U.S. President Barack Obama congratulated Israel Tuesday night on its 61st Independence Day and said he will work “to advance our common interests, including the realization of a comprehensive peace in the Middle East, ensuring Israel’s security.”
The one-paragraph statement came shortly after President Shimon Peres confirmed reports that he will meet President Obama on Monday during his visit to the United States for a speech at the annual meeting of the pro-Israel American Israel Public Affairs Committee (AIPAC).
Prime Minister Binyamin Netanyahu turned down an invitation to address AIPAC due to his trying to formulate policies and organize his new administration. One report circulating in the media earlier this month was that President Obama turned down a request from the Prime Minister to meet him next week, preferring to wait until the scheduled official visit in mid-May.
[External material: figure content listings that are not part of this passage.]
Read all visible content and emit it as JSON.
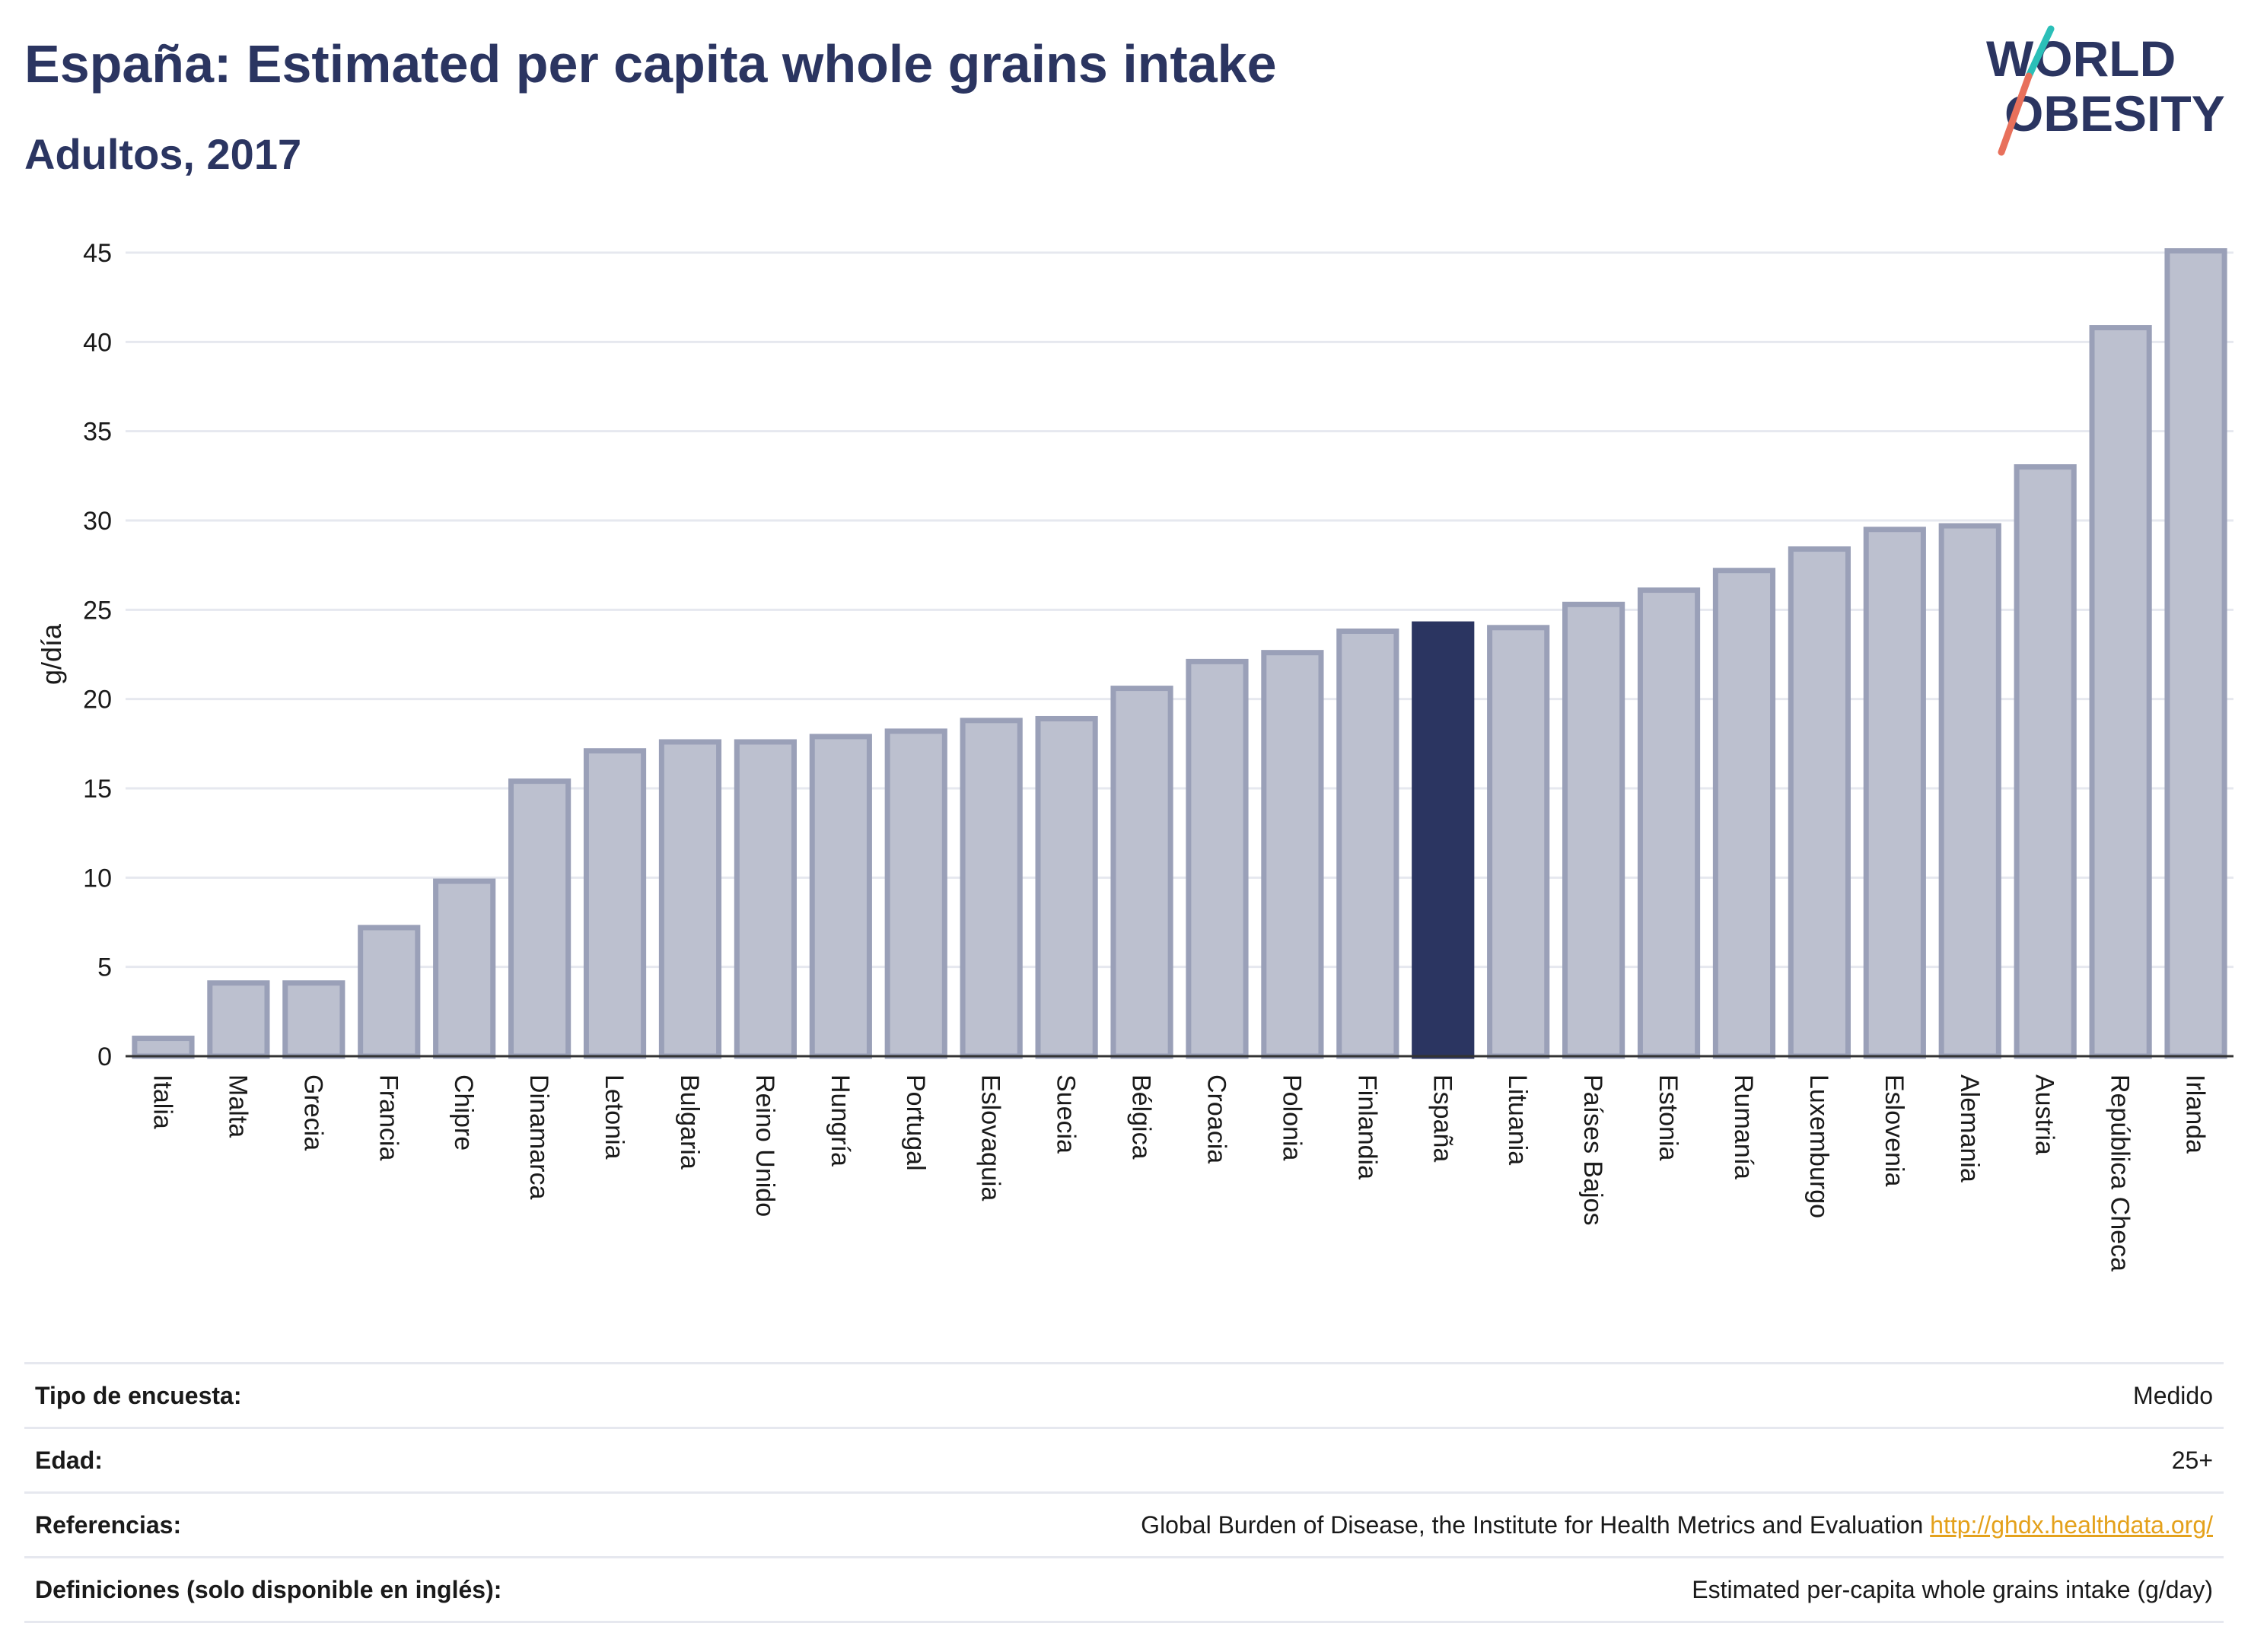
{
  "header": {
    "title": "España: Estimated per capita whole grains intake",
    "subtitle": "Adultos, 2017"
  },
  "logo": {
    "line1": "WORLD",
    "line2": "OBESITY"
  },
  "colors": {
    "bar": "#bcc0cf",
    "bar_border": "#9aa0b8",
    "highlight": "#2b3561",
    "title": "#2b3561",
    "link": "#e4a11b"
  },
  "chart_data": {
    "type": "bar",
    "categories": [
      "Italia",
      "Malta",
      "Grecia",
      "Francia",
      "Chipre",
      "Dinamarca",
      "Letonia",
      "Bulgaria",
      "Reino Unido",
      "Hungría",
      "Portugal",
      "Eslovaquia",
      "Suecia",
      "Bélgica",
      "Croacia",
      "Polonia",
      "Finlandia",
      "España",
      "Lituania",
      "Países Bajos",
      "Estonia",
      "Rumanía",
      "Luxemburgo",
      "Eslovenia",
      "Alemania",
      "Austria",
      "República Checa",
      "Irlanda"
    ],
    "values": [
      1.0,
      4.1,
      4.1,
      7.2,
      9.8,
      15.4,
      17.1,
      17.6,
      17.6,
      17.9,
      18.2,
      18.8,
      18.9,
      20.6,
      22.1,
      22.6,
      23.8,
      24.2,
      24.0,
      25.3,
      26.1,
      27.2,
      28.4,
      29.5,
      29.7,
      33.0,
      40.8,
      45.1
    ],
    "highlight": "España",
    "ylabel": "g/día",
    "ylim": [
      0,
      45
    ],
    "yticks": [
      0,
      5,
      10,
      15,
      20,
      25,
      30,
      35,
      40,
      45
    ],
    "grid": true
  },
  "meta": {
    "rows": [
      {
        "label": "Tipo de encuesta:",
        "value": "Medido"
      },
      {
        "label": "Edad:",
        "value": "25+"
      },
      {
        "label": "Referencias:",
        "value": "Global Burden of Disease, the Institute for Health Metrics and Evaluation",
        "link": "http://ghdx.healthdata.org/"
      },
      {
        "label": "Definiciones (solo disponible en inglés):",
        "value": "Estimated per-capita whole grains intake (g/day)"
      }
    ]
  }
}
President Obama’s wishes for a regional peace centers around the two-state solution that calls for a New Palestinian Authority state on the land of Judea, Gaza and Samaria. Prime Minister Netanyahu has so far refused to adopt the idea, emphasizing that the PA first must become economically and socially stable.
President Peres’s meeting with his American counterpart will come one week after Jordan’s King Abdullah became the first Middle East leader to meet the president. During his visit, he said on an American television news program that Israel faces war if it does not accept Arab peace plans.
One of the largest obstacles to the American policy for a PA state is the fracture between the rival Fatah and Hamas parties. The U.S. has invested millions of dollars to shore up the Fatah-led PA, headquartered in Ramallah.
Unity talks so far have failed and may reconvene in mid-May. If they succeed, the U.S. will have to decide whether it can fund the PA if it includes a Hamas partner that vows to destroy Israel.
PA Chairman Mahmoud Abbas has demanded that Israel accept a PA state that includes all of Judea, Gaza and Samaria as well as Jerusalem neighborhoods restored to Israel in the Six-Day War in 1967.
On Tuesday, as Israel was remembering the more than 22,000 soldiers who died defending the country, Abbas said he would not recognize Israel as a Jewish state.